Patients with cardiogenic sources of emboli are often treated with warfarin (Coumadin®). This is an anticoagulant that opposes the formation of fibrin by inhibiting the synthesis of vitamin K-dependent clotting factors. It therefore is particularly effective in preventing the extension of large, well-formed cardiac thrombi, which tend to contain a major component of fibrin with entrapped red blood cells as well as platelets.

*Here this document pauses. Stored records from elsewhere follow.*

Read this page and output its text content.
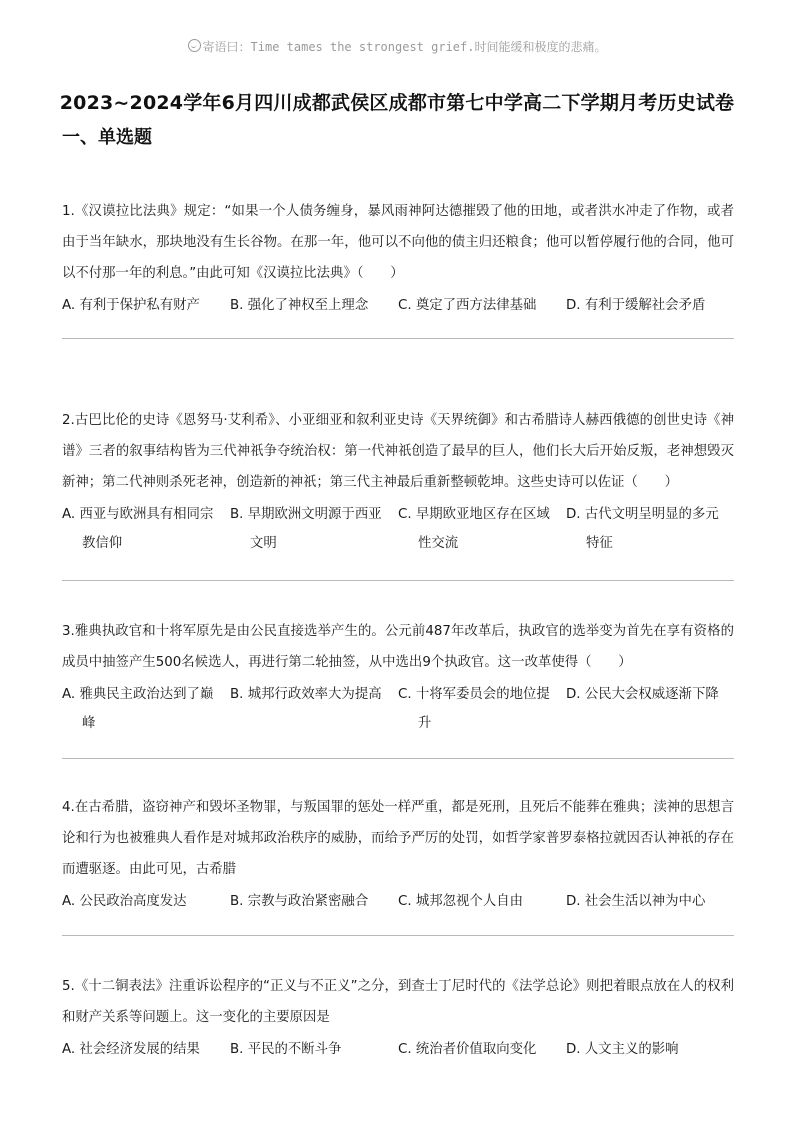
寄语曰：Time tames the strongest grief.时间能缓和极度的悲痛。
2023~2024学年6月四川成都武侯区成都市第七中学高二下学期月考历史试卷
一、单选题

1.《汉谟拉比法典》规定：“如果一个人债务缠身，暴风雨神阿达德摧毁了他的田地，或者洪水冲走了作物，或者由于当年缺水，那块地没有生长谷物。在那一年，他可以不向他的债主归还粮食；他可以暂停履行他的合同，他可以不付那一年的利息。”由此可知《汉谟拉比法典》（　　）

A. 有利于保护私有财产	B. 强化了神权至上理念	C. 奠定了西方法律基础	D. 有利于缓解社会矛盾

2.古巴比伦的史诗《恩努马·艾利希》、小亚细亚和叙利亚史诗《天界统御》和古希腊诗人赫西俄德的创世史诗《神谱》三者的叙事结构皆为三代神祇争夺统治权：第一代神祇创造了最早的巨人，他们长大后开始反叛，老神想毁灭新神；第二代神则杀死老神，创造新的神祇；第三代主神最后重新整顿乾坤。这些史诗可以佐证（　　）

A. 西亚与欧洲具有相同宗教信仰
B. 早期欧洲文明源于西亚文明
C. 早期欧亚地区存在区域性交流
D. 古代文明呈明显的多元特征

3.雅典执政官和十将军原先是由公民直接选举产生的。公元前487年改革后，执政官的选举变为首先在享有资格的成员中抽签产生500名候选人，再进行第二轮抽签，从中选出9个执政官。这一改革使得（　　）

A. 雅典民主政治达到了巅峰
B. 城邦行政效率大为提高	C. 十将军委员会的地位提升
D. 公民大会权威逐渐下降

4.在古希腊，盗窃神产和毁坏圣物罪，与叛国罪的惩处一样严重，都是死刑，且死后不能葬在雅典；渎神的思想言论和行为也被雅典人看作是对城邦政治秩序的威胁，而给予严厉的处罚，如哲学家普罗泰格拉就因否认神祇的存在而遭驱逐。由此可见，古希腊

A. 公民政治高度发达	B. 宗教与政治紧密融合	C. 城邦忽视个人自由	D. 社会生活以神为中心

5.《十二铜表法》注重诉讼程序的“正义与不正义”之分，到查士丁尼时代的《法学总论》则把着眼点放在人的权利和财产关系等问题上。这一变化的主要原因是

A. 社会经济发展的结果	B. 平民的不断斗争	C. 统治者价值取向变化	D. 人文主义的影响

Three of the major problems leading to thrombus formation in the heart are:

  • Atrial fibrillation in which asynchronous contraction of the muscle of the left atrium results in failure to empty and formation of thrombus within the atrium.
  • Valve abnormalities or prosthetic heart valves which are thrombogenic.
  • Abnormally reduced motion of the heart wall, which may occur after a myocardial infarction or other damage to the heart muscle that decreases its ability to empty the ventricles with each cardiac cycle.  Blood becomes stagnant, and thrombus tends to form.  This is particularly a problem if the left ventricle is affected.

 

Question:
Why is the formation of thrombus in the left ventricle more of a problem than in the right ventricle?
Answer:
Emboli from the left ventricle can travel in the systemic circulation to anywhere in the body, including the brain; however emboli from the right ventricle travel to the lungs first unless there is an abnormal right-left shunt in the heart. In the lung they often, although not always, are trapped without producing significant damage to lung tissue.


In each of these situations, controlled clinical trials have shown that treatment with warfarin reduces the risk of cardioembolic stroke. Patients on warfarin therapy must be regularly monitored by tests of prothrombin time (a specific coagulation test). Because of the risk of hemorrhagic side effects, warfarin is contraindicated in people with bleeding disorders or a history of gastrointestinal bleeding, in people who are at risk for falls (unsteady walking, alcoholics, very elderly), and in people who are unreliable about taking their medications. These individuals are often given aspirin therapy as an alternative. Aspirin has considerably less efficacy for prevention of cardioembolic stroke than warfarin, because aspirin alters only platelet function and does not affect the humoral clotting system.